Emeğe borçluyuz insanlaşmamızı! Emek sadece amaçlananları değil insanları da etkiler ve yeniden üretir.
Emeğin değerini bilmek gerek.
İlkel komünal düzenin avcı toplayıcı topluluklarının kadınları da önemlidir.
Erkekleri avdayken, meyveleri ve yiyecekleri bitkileri topluyorlardı. Tohumları fark ettiler.
Onlar insanlık tarihinin ilk devrimcileriydiler. Tarım Devrimi onların eseridir.
Kadınlar sayesindedir yerleşik düzene geçmemiz.
Ah, bir de erkek egemenler, toprak parçasını çevirip de "burası benim!" demeseydi! Sahipliğin bilinmediği doğal yaşamlarına "mülkiyet kültürü" nü sokmasalardı!
Ne savaşlar olurdu ne kölelik.
Kadınların değerini bilmek gerekir.
Erkek egemen, mülkiyetçi kültür, tarihsel süreçte Sanayi Devrimi'ne erdi.
Artık savaşlarda barut da kullanılır olmuştu.
Dahası nükleere kadar varmıştı savaş silahları. Biyolojik ve kimyasallar zaten kullanılıyordu epeydir. Mülkiyetçi düzenler için yaşam yok ediliyordu.
Barışın değerini bilmek gerekir.
Mülkiyetçi düzen insanlığı tutsak almıştı. Doğayı da sahiplendi. Esasında sahiplenebileceğini zannetti.
Doğanın tepkisi, bozulan dengelere hemen yeni dengeler kurmak oluyordu elbette.
Ama bu yeni dengelerde bazı türlere yer vermiyordu. Yaşam döngüsü bozuluyor, yaşam kısırlaşıyordu.
Doğal yaşamın değerini bilmek gerekir.
İnsansıların insanlaşması o kadar yenidir ki...
Uzay zamanda bir andan bile azdır bu süreç. Bir göz açıp kapama süresinin milyonda biri bile değildir.
İnsanlaşmanın değerini bilmek gerekir.
Emeğin, kadınların, barışın, doğal yaşamın, insanlaşmış olmanın değerlerini bilenler var.

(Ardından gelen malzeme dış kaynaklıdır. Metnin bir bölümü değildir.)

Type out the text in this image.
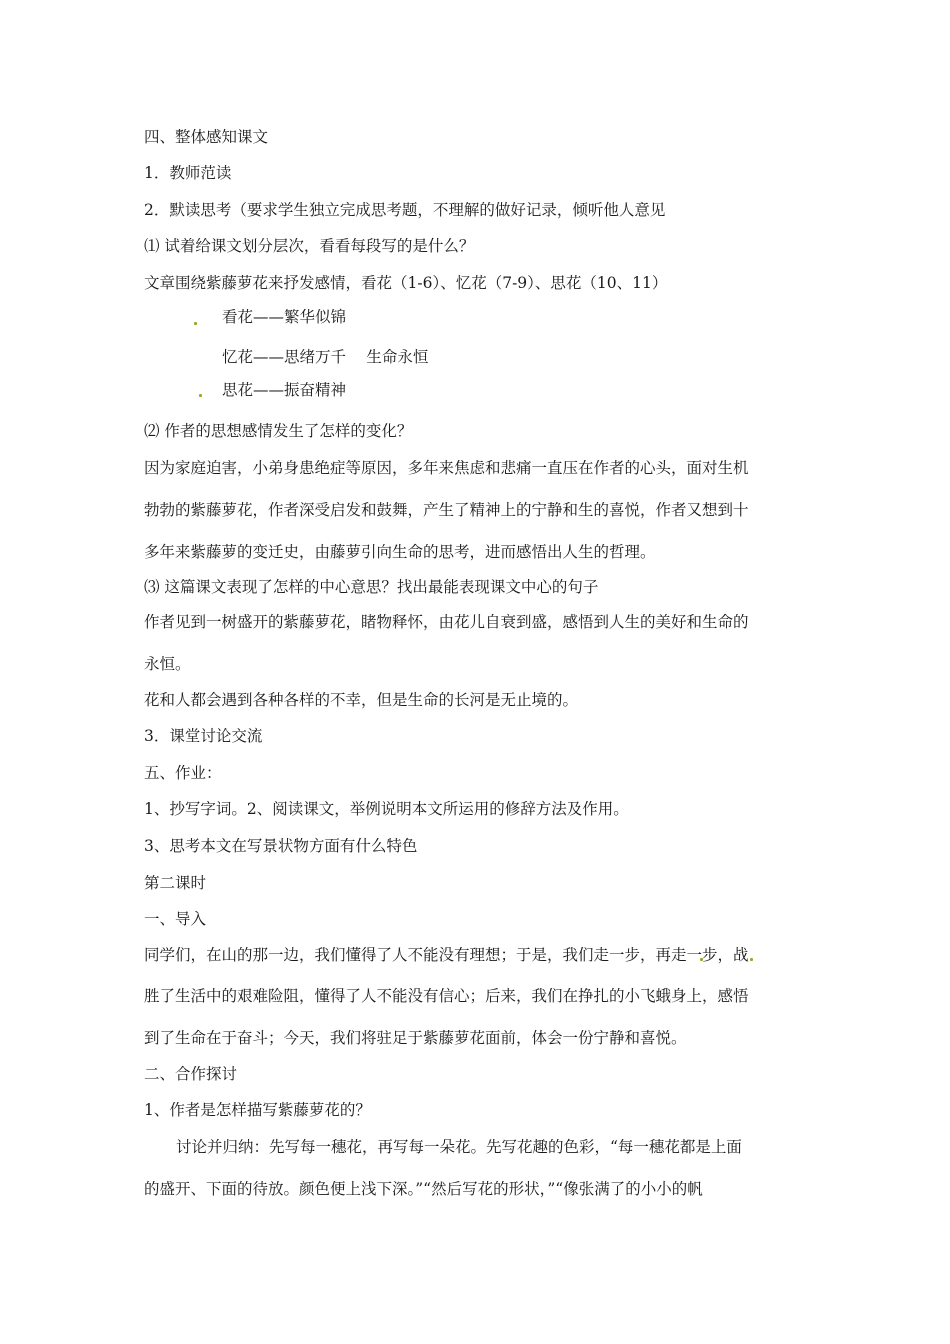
四、整体感知课文
1．教师范读
2．默读思考（要求学生独立完成思考题，不理解的做好记录，倾听他人意见
⑴ 试着给课文划分层次，看看每段写的是什么？
文章围绕紫藤萝花来抒发感情，看花（1-6）、忆花（7-9）、思花（10、11）
看花——繁华似锦
忆花——思绪万千　 生命永恒
思花——振奋精神
⑵ 作者的思想感情发生了怎样的变化？
因为家庭迫害，小弟身患绝症等原因，多年来焦虑和悲痛一直压在作者的心头，面对生机
勃勃的紫藤萝花，作者深受启发和鼓舞，产生了精神上的宁静和生的喜悦，作者又想到十
多年来紫藤萝的变迁史，由藤萝引向生命的思考，进而感悟出人生的哲理。
⑶ 这篇课文表现了怎样的中心意思？找出最能表现课文中心的句子
作者见到一树盛开的紫藤萝花，睹物释怀，由花儿自衰到盛，感悟到人生的美好和生命的
永恒。
花和人都会遇到各种各样的不幸，但是生命的长河是无止境的。
3．课堂讨论交流
五、作业：
1、抄写字词。2、阅读课文，举例说明本文所运用的修辞方法及作用。
3、思考本文在写景状物方面有什么特色
第二课时
一、导入
同学们，在山的那一边，我们懂得了人不能没有理想；于是，我们走一步，再走一步，战
胜了生活中的艰难险阻，懂得了人不能没有信心；后来，我们在挣扎的小飞蛾身上，感悟
到了生命在于奋斗；今天，我们将驻足于紫藤萝花面前，体会一份宁静和喜悦。
二、合作探讨
1、作者是怎样描写紫藤萝花的？
讨论并归纳：先写每一穗花，再写每一朵花。先写花趣的色彩，“每一穗花都是上面
的盛开、下面的待放。颜色便上浅下深。”“然后写花的形状，”“像张满了的小小的帆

İşte onlar ekolojik komünal toplum amaçlı dünya düzeni için en bilinçli yoğun emeklerini harcıyorlar.
2024'te elbette gerçekleşmeyecek bu ülkü. Ama tohumları saçıldı bin kez!
Önümüzde daha çok yüzyıllar var. Başarılacak mutlaka.
Başarının değerini bilmek gerek.
Barış içinde insanlar, doğal yaşamla bütünleşik; özgür, eşit, kardeşçe; hakça ve onurlu bir yaşamdalar diğer varlıklarla ve tüm canlılarla...
Ekolojik komünal toplumun değerini anlamak gerek!